Attraversai il perimetro nella direzione opposta, verso la casa. Sapevo che era una stupidaggine, ma non riuscivo a fermarmi. Dovevo essere una specie di masochista.

Non c’è niente di sbagliato in te, Jake. Ma questa non è una situazione normale.

Per favore, Seth, sta’ zitto.

Muto.

Stavolta non esitai ed entrai come fossi il padrone. Speravo di far incavolare Rosalie, ma fu fatica sprecata. Né lei né Bella erano in vista. Mi guardai attorno in preda all’ansia, nella speranza di non averle notate. Sentivo il cuore premere contro la gabbia toracica in modo strano, sgradevole.

«Sta bene», sussurrò Edward. «O meglio, sempre uguale».

Edward era sul divano. Si teneva il volto fra le mani. Mi aveva parlato senza alzare lo sguardo. Esme gli era accanto con un braccio intorno alle sue spalle.

«Ciao, Jacob», disse. «Sono contenta che tu sia tornato».

«Anch’io», aggiunse Alice precipitandosi dalle scale con una smorfia, come se fossi in ritardo per un appuntamento.

«Ah, ciao», dissi. Era innaturale sforzarmi di essere educato.

«Dov’è Bella?».

«In bagno», mi rispose Alice. «Sai com’è, dieta a base di liquidi. E poi è uno degli effetti collaterali della gravidanza, ho sentito dire».

«Ah».

Mi sentivo goffo, dondolavo sui talloni.

«Meraviglioso», borbottò Rosalie. Mi voltai e la vidi sbucare da un corridoio mezzo nascosto dalla scala. Teneva Bella fra le braccia e mi rivolse un ghigno beffardo. «Mi pareva di aver sentito un cattivo odore».

E com’era già successo prima, il viso di Bella s’illuminò come quello di un bambino la mattina di Natale. Come se le avessi portato il più bel regalo della sua vita.

Non era giusto.

«Jacob», ansimò. «Sei venuto».

«Ciao, Bells».

Esme ed Edward si alzarono. Vidi con quanta delicatezza Rosalie aiutava Bella a stendersi sul divano. Vidi anche Bella impallidire e trattenere il respiro: quasi fosse intenzionata a non emettere alcun suono, malgrado la fatica e il dolore.

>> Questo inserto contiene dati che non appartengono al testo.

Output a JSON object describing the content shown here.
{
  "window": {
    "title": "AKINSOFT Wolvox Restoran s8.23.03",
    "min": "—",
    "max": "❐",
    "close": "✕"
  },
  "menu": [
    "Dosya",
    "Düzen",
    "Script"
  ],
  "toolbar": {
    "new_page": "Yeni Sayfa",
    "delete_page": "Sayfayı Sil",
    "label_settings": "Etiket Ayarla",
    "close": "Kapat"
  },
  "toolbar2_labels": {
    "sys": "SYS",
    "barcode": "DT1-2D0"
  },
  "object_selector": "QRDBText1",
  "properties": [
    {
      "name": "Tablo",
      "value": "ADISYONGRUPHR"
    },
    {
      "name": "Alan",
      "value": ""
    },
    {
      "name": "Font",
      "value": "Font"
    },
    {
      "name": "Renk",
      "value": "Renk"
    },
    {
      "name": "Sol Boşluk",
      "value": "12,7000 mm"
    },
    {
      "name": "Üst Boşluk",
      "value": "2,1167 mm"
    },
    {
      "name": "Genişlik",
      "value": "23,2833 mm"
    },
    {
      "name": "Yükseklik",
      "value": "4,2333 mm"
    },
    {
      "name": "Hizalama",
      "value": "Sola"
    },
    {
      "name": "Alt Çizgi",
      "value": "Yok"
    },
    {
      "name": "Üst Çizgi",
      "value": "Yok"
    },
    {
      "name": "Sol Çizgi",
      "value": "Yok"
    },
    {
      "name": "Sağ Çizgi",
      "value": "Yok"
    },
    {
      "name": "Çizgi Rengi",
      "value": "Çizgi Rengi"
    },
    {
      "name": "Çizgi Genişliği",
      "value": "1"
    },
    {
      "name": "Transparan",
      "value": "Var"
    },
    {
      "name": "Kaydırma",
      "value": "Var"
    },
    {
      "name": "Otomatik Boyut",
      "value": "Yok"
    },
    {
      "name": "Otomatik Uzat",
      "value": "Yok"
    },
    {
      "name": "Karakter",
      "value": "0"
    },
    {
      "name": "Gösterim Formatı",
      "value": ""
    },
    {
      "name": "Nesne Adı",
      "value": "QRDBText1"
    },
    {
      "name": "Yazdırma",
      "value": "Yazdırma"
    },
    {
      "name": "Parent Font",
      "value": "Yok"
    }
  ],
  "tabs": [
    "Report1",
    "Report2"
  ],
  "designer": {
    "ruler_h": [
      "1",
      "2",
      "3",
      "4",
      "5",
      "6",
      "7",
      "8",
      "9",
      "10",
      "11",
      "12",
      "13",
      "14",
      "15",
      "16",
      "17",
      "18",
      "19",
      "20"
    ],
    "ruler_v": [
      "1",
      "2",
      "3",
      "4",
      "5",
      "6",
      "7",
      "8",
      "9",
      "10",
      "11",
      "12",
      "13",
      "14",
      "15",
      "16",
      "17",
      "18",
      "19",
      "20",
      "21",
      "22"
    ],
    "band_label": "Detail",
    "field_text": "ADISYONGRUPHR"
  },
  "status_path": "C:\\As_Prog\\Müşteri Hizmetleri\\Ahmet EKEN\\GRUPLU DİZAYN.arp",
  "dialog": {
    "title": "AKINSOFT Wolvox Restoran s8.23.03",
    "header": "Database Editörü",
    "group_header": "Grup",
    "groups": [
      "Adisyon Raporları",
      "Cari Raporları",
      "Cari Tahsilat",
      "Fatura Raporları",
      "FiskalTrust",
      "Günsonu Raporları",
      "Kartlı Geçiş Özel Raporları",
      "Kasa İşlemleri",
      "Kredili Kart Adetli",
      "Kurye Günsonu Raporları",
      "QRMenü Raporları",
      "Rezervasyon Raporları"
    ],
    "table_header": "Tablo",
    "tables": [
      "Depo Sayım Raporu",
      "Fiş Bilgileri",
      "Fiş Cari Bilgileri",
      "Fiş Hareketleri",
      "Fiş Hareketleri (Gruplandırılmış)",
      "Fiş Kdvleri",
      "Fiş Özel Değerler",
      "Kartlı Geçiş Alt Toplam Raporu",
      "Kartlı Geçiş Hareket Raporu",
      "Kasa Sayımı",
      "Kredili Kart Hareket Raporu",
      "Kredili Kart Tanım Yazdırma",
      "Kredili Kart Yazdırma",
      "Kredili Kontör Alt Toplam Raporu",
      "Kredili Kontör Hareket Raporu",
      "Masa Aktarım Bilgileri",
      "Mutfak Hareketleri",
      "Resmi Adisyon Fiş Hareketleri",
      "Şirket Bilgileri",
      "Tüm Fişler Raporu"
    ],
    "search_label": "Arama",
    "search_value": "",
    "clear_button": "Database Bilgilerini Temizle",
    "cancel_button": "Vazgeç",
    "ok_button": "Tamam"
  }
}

Edward le passò la mano sulla fronte, poi sul collo. Finse di scostarle i capelli, ma aveva tutta l’aria di un controllo medico.

«Hai freddo?», mormorò.

«Sto bene».

«Bella, hai sentito cos’ha detto Carlisle», disse Rosalie. «Non devi minimizzare. Non ci aiuta a prenderci cura di voi».

«Okay. Ho un po’ freddo. Edward, mi passeresti quella coperta?».

Alzai gli occhi al cielo. «Sbaglio o è il motivo per cui sono qui?».

«Sei appena arrivato», disse Bella, «dopo aver corso per tutto il giorno, immagino. Perciò riposati un attimo. Probabilmente mi scalderò nel giro di niente».